Very often, after serious illness and a long hospital stay, patients without gap coverage find themselves out of pocket when a big bill comes in from the specialists, on top of the medical plan tariff.
Another area where gap coverage is poorly understood is hospital choice. The medical aid plan will usually specify which hospitals should be used – this is a measure to reduce high costs. If out-of-network hospitals are used, Medical Aid will reject any charges above its tariff and may impose a co-pay penalty. In such cases, you should check your gap coverage, as your policy may or may not cover these costs or may provide you with partial coverage.

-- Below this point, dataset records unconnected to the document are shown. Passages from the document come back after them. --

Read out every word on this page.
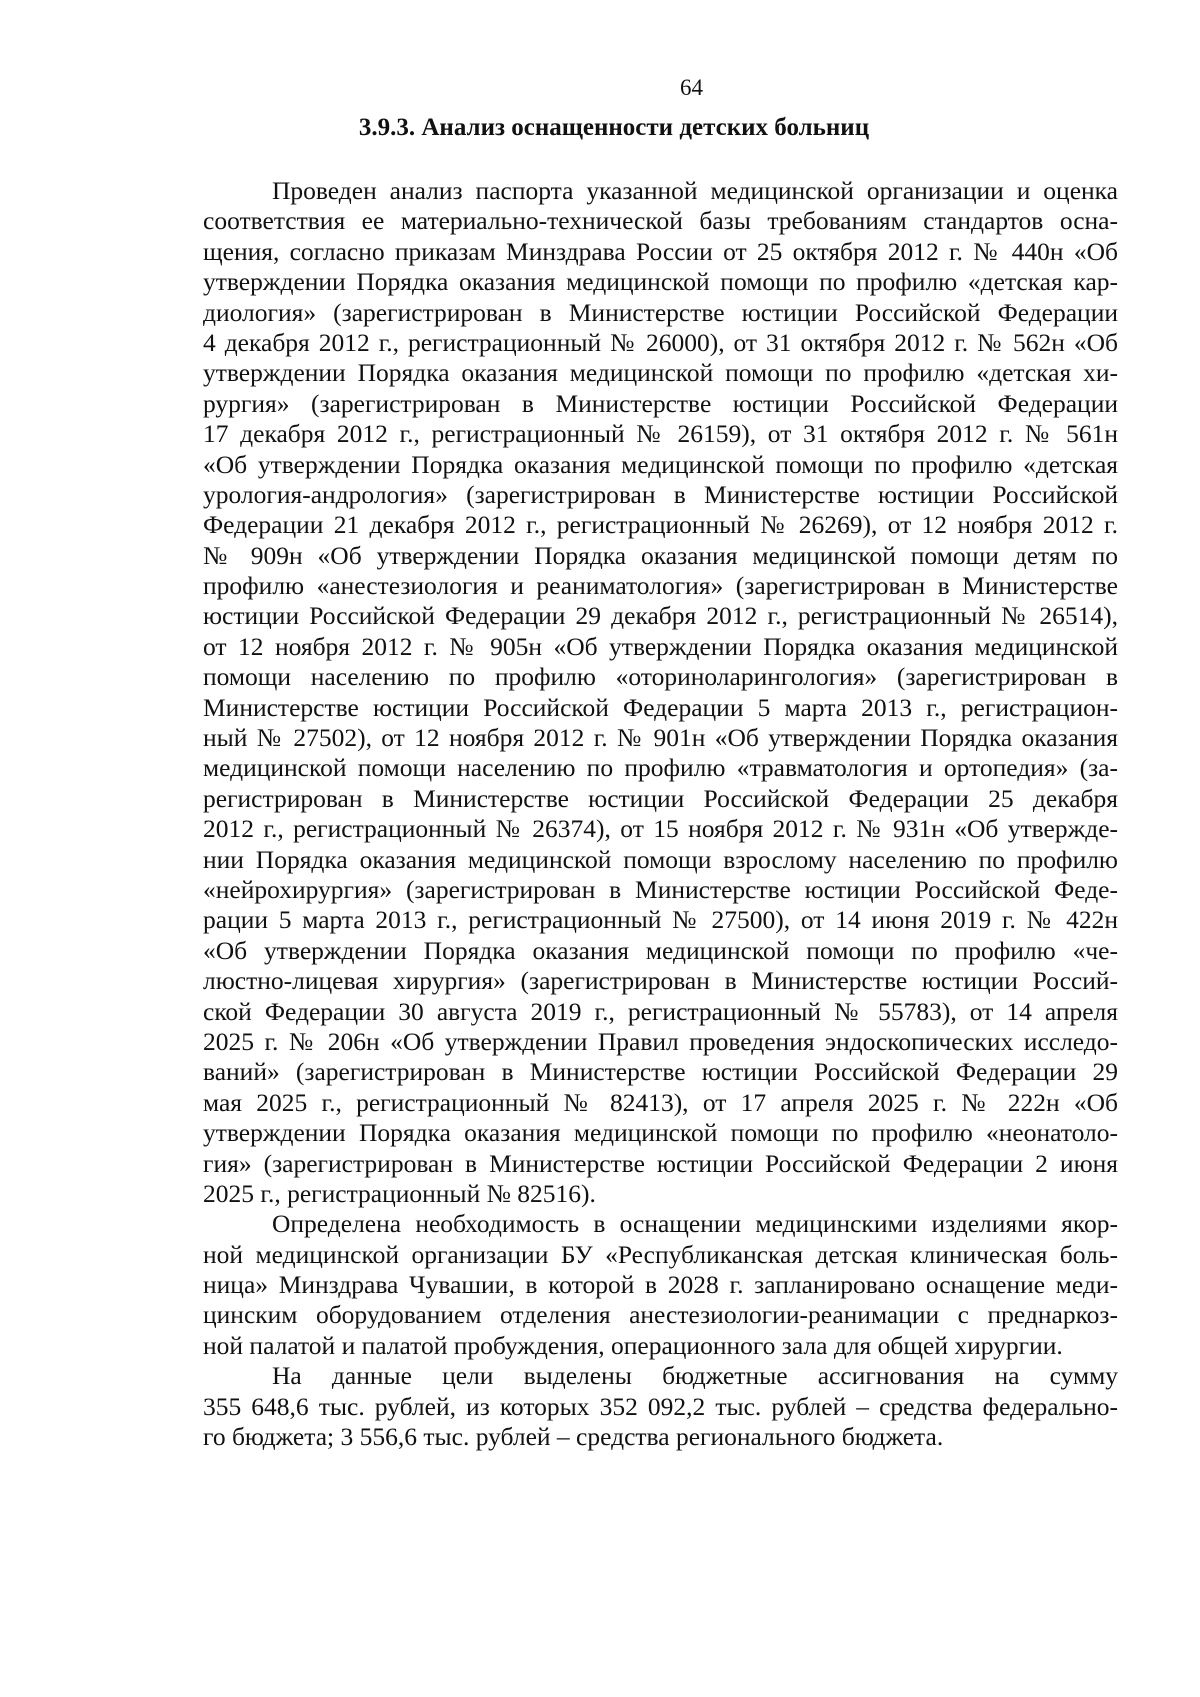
64
3.9.3. Анализ оснащенности детских больниц
Проведен анализ паспорта указанной медицинской организации и оценка
соответствия ее материально-технической базы требованиям стандартов осна-
щения, согласно приказам Минздрава России от 25 октября 2012 г. № 440н «Об
утверждении Порядка оказания медицинской помощи по профилю «детская кар-
диология» (зарегистрирован в Министерстве юстиции Российской Федерации
4 декабря 2012 г., регистрационный № 26000), от 31 октября 2012 г. № 562н «Об
утверждении Порядка оказания медицинской помощи по профилю «детская хи-
рургия» (зарегистрирован в Министерстве юстиции Российской Федерации
17 декабря 2012 г., регистрационный № 26159), от 31 октября 2012 г. № 561н
«Об утверждении Порядка оказания медицинской помощи по профилю «детская
урология-андрология» (зарегистрирован в Министерстве юстиции Российской
Федерации 21 декабря 2012 г., регистрационный № 26269), от 12 ноября 2012 г.
№ 909н «Об утверждении Порядка оказания медицинской помощи детям по
профилю «анестезиология и реаниматология» (зарегистрирован в Министерстве
юстиции Российской Федерации 29 декабря 2012 г., регистрационный № 26514),
от 12 ноября 2012 г. № 905н «Об утверждении Порядка оказания медицинской
помощи населению по профилю «оториноларингология» (зарегистрирован в
Министерстве юстиции Российской Федерации 5 марта 2013 г., регистрацион-
ный № 27502), от 12 ноября 2012 г. № 901н «Об утверждении Порядка оказания
медицинской помощи населению по профилю «травматология и ортопедия» (за-
регистрирован в Министерстве юстиции Российской Федерации 25 декабря
2012 г., регистрационный № 26374), от 15 ноября 2012 г. № 931н «Об утвержде-
нии Порядка оказания медицинской помощи взрослому населению по профилю
«нейрохирургия» (зарегистрирован в Министерстве юстиции Российской Феде-
рации 5 марта 2013 г., регистрационный № 27500), от 14 июня 2019 г. № 422н
«Об утверждении Порядка оказания медицинской помощи по профилю «че-
люстно-лицевая хирургия» (зарегистрирован в Министерстве юстиции Россий-
ской Федерации 30 августа 2019 г., регистрационный № 55783), от 14 апреля
2025 г. № 206н «Об утверждении Правил проведения эндоскопических исследо-
ваний» (зарегистрирован в Министерстве юстиции Российской Федерации 29
мая 2025 г., регистрационный № 82413), от 17 апреля 2025 г. № 222н «Об
утверждении Порядка оказания медицинской помощи по профилю «неонатоло-
гия» (зарегистрирован в Министерстве юстиции Российской Федерации 2 июня
2025 г., регистрационный № 82516).
Определена необходимость в оснащении медицинскими изделиями якор-
ной медицинской организации БУ «Республиканская детская клиническая боль-
ница» Минздрава Чувашии, в которой в 2028 г. запланировано оснащение меди-
цинским оборудованием отделения анестезиологии-реанимации с преднаркоз-
ной палатой и палатой пробуждения, операционного зала для общей хирургии.
На данные цели выделены бюджетные ассигнования на сумму
355 648,6 тыс. рублей, из которых 352 092,2 тыс. рублей – средства федерально-
го бюджета; 3 556,6 тыс. рублей – средства регионального бюджета.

It is also important to note that consultations with specialists who have rooms in the hospital would not fall under the inpatient treatment regime. In the event of non-emergency specialist care, during hospitalization, the medical plan would pay its tariff, and the patient would be responsible for the loss of earnings, for which a claim for gap cover can be made.
A final point to note is that it is impossible for a gap coverage provider to calculate in advance the costs of a treatment and what the patient will be responsible for. This is because gap coverage will only be calculated once all bills have been submitted to medical aid and they have determined liability.
As for specialists, remember that gap coverage will only cover their coverage limits to the maximum (most being 600% of the medical plan rate, minus the amount paid by medical aid).
Gaps coverage should be an integral part of your medical risk mitigation strategy. It’s worth spending some time to understand exactly how it works. Note that gap coverage is designed to cover inpatient treatments and procedures and certain defined outpatient treatments and procedures (such as chemotherapy and radiotherapy for the treatment of cancer, certain endoscopes and scanners). Gap coverage policies are not designed to cover shortfalls and daily expenses after your medical savings account has been depleted.
Questions may be edited for brevity and clarity.